Gautier Capuçon (Cello)
San Francisco Symphony, Michael Tilson Thomas (Conductor)


M. Tilson Thomas (© Art Streiber)


“If I ever crossed myself, it would signify ‘In the name of Nature, Art and Science’”
Béla Bartók (in a letter dated) 1907


That credo by the young Béla Bartók was never repealed. While Bartók’s life was replete with tragedies both personal and political, his music has always been clear, honest, homages to all three of these meta-religious beliefs. And even in the last year of his life, suffering illness and homesickness, his Concerto For Orchestra was a joyous lilt, a frothy–yet musically complex–picture of the great artist at work.


Which brings us happily to Michael Tilson Thomas. Happy is an understatement. Mr. Thomas, from his earliest years, was raised in the tradition of American music. His parents’ dinner table filled with the likes of Stravinsky and Cowell and Cage and Schoenberg. His own musical genius clearly in line with the greatest minds of post-war America.


Thus, his San Francisco Orchestra is a reflection not only of Mr. Thomas’ talents but of his openness, of his vivid pictorialism. Yes, his players are technically masters of their instruments. But in ensemble, their sounds are totally different from our–still–East Coast European ensembles. Our groups are stentorian, brilliant, they deliver us to their own heavens. The San Francisco Orchestra is more open, it has a singular transparency. At its best, even the great orchestral climaxes resemble a voluminous chamber group, every instrument enunciated, every texture glistening with terrestrial delight.
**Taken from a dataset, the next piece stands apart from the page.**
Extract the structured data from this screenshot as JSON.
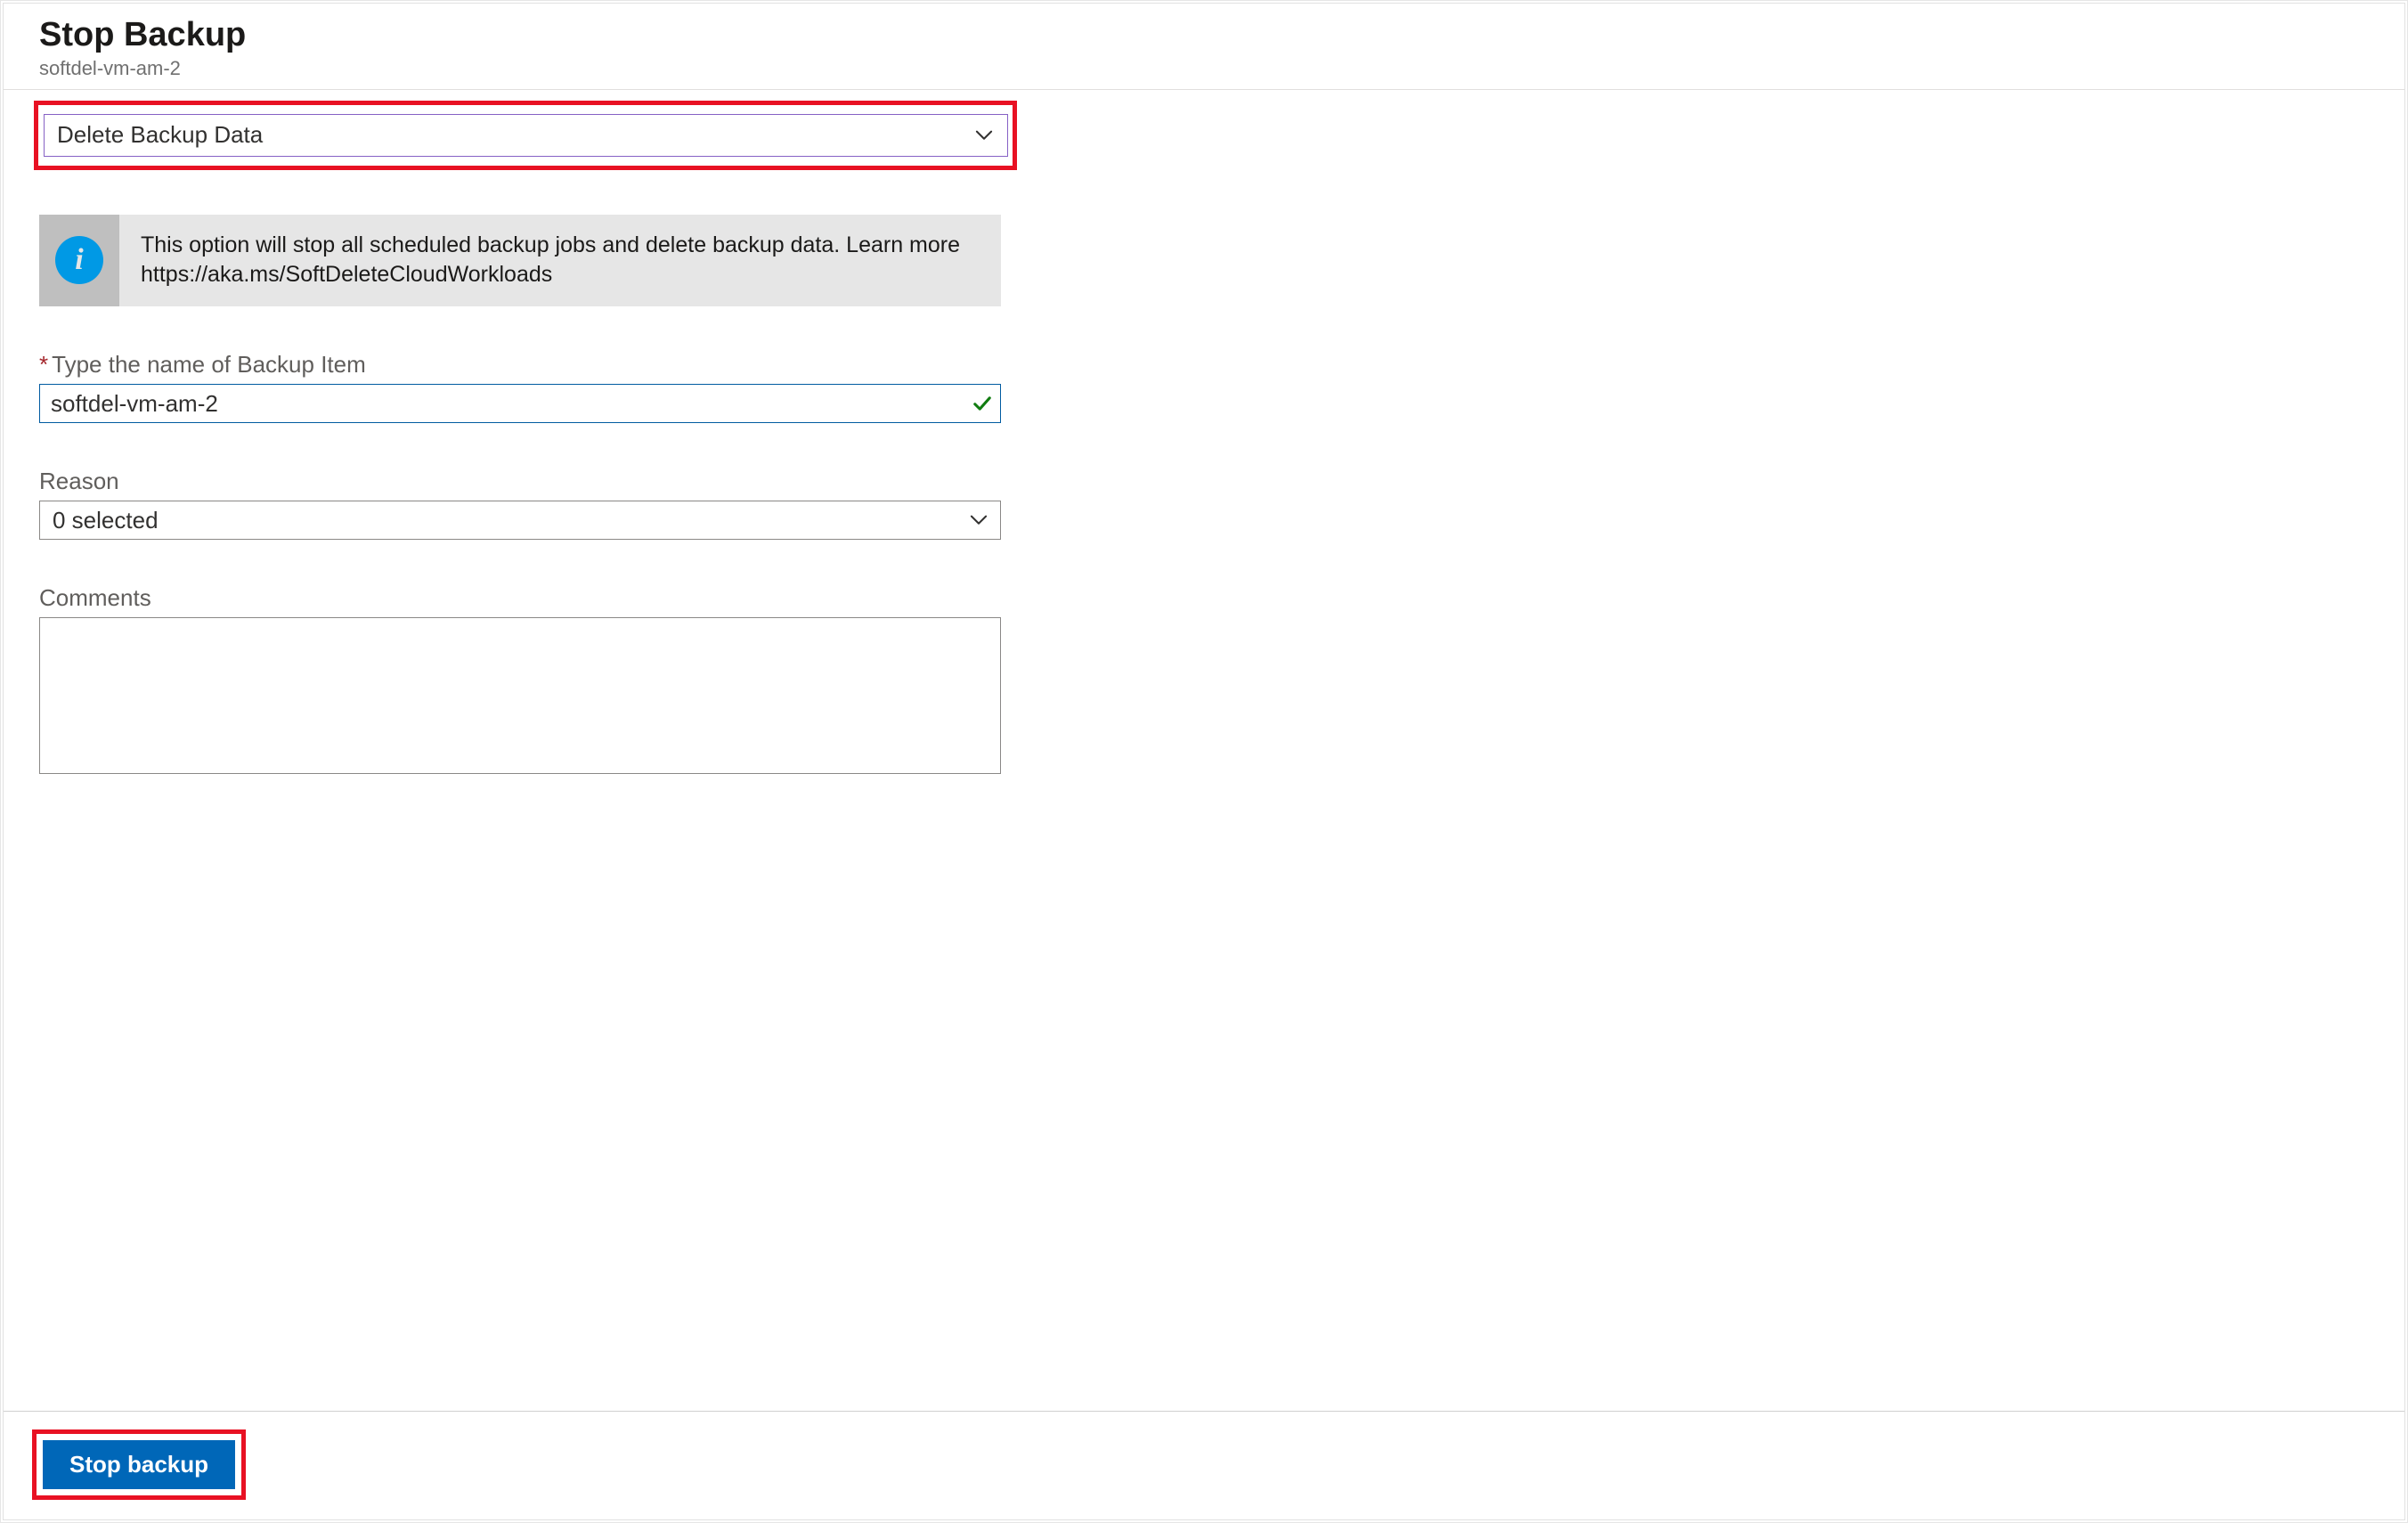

And nowhere was this better heard than the Bartók Concerto for Orchestra. Not that this work is ever anything but beguiling. Yes, the composer once called the end of the slow movement a “lugubrious death song”. But no more lugubrious than Mahler’s own First Symphony funeral march. His quotation from Shostakovich was in the best of spirits, his “game of twos” was blithe, and the end was a moto perpetuo in the best of spirits.


Exactly how Mr. Thomas took it. This is indeed a concerto for First Chairs, and his winds and brass gave it all they got, while the scurrying strings in the finale went without a hitch.


The mood throughout was never aggressive, but it was always forward, brash, razor-sharp and, at times, razor-cutting. No blood was shed, though. Bartók was the true believer, and in this case, his credo did rock.



G. Capuçon (© Gregory Batardon)


Bartók might have satirized Shostakovich, but the preceding Shostakovich First Cello Concerto was played with the most dynamic feeling by the great French cellist Gautier Capuçon. In a program like this, the Second concerto would have been out of place. Like Bartók’s work, that was written when the composer was dying. The Russian left his physical and mental agonies on his score: the Hungarian never let on to such trivial matters.


The First, though, is an ebullient piece. And from his very first notes, the transposition of the composer’s acronymic name, Mr. Capuçon proved brittle, passionate, almost wickedly assertive, as if he wanted to leap off the podium and hit us with his bow.


The middle was a change. The slow movement was as introspective as the other movements threw themselves at us. But Mr. Capuçon’s deft handling–especially the long cadenza–showed a young master at work. Yes, one always misses the Rostropovich renditions (Shostakovich dedicated both works to him), but Mr. Capuçon gave it an energy worthy of the master.


The opening of the concert was rare indeed. John Cage’s orchestration of his own The Seasons. Originally scored for piano, as a ballet for Merce Cunningham, The Seasons was Cage’s first work for orchestra. (And in that, he was judiciously helped by Virgil Thompson and Lou Harrison.) Its 15 minutes are gentle enough, flighty, they are pointillistically tender. One felt the snowdrops in winter, rainbow figurations in spring, and in the autumn–a time of destruction in the Indian calendar–he gave us a march which was never too serious.


One must make note of two splendid encores. Mr. Capuçon played a work which seemed familiar, but I couldn’t quite identify until returning home. This was Gregor Piatagorsky’s March For Solo Cello, in turn taken from the March from Prokofiev’s Children’s Pieces. It was amiable, tuneful, and played with Gallic élan.


Mr. Thomas’s encore was a massive work, and I pity those who left right after the last chords of the Bartók. This was The Alcotts, the third movement of Charles Ives’ Concord Sonata, orchestrated by Henry Brant.


Actually, could anybody orchestrate the Concord? Most would say no. But Mr. Brant gave the whole movement an Ivesian sense of Americana, a brassy Beethoven’s Fifth motive included. The same kind of American outdoorsy openness of this great great American orchestra.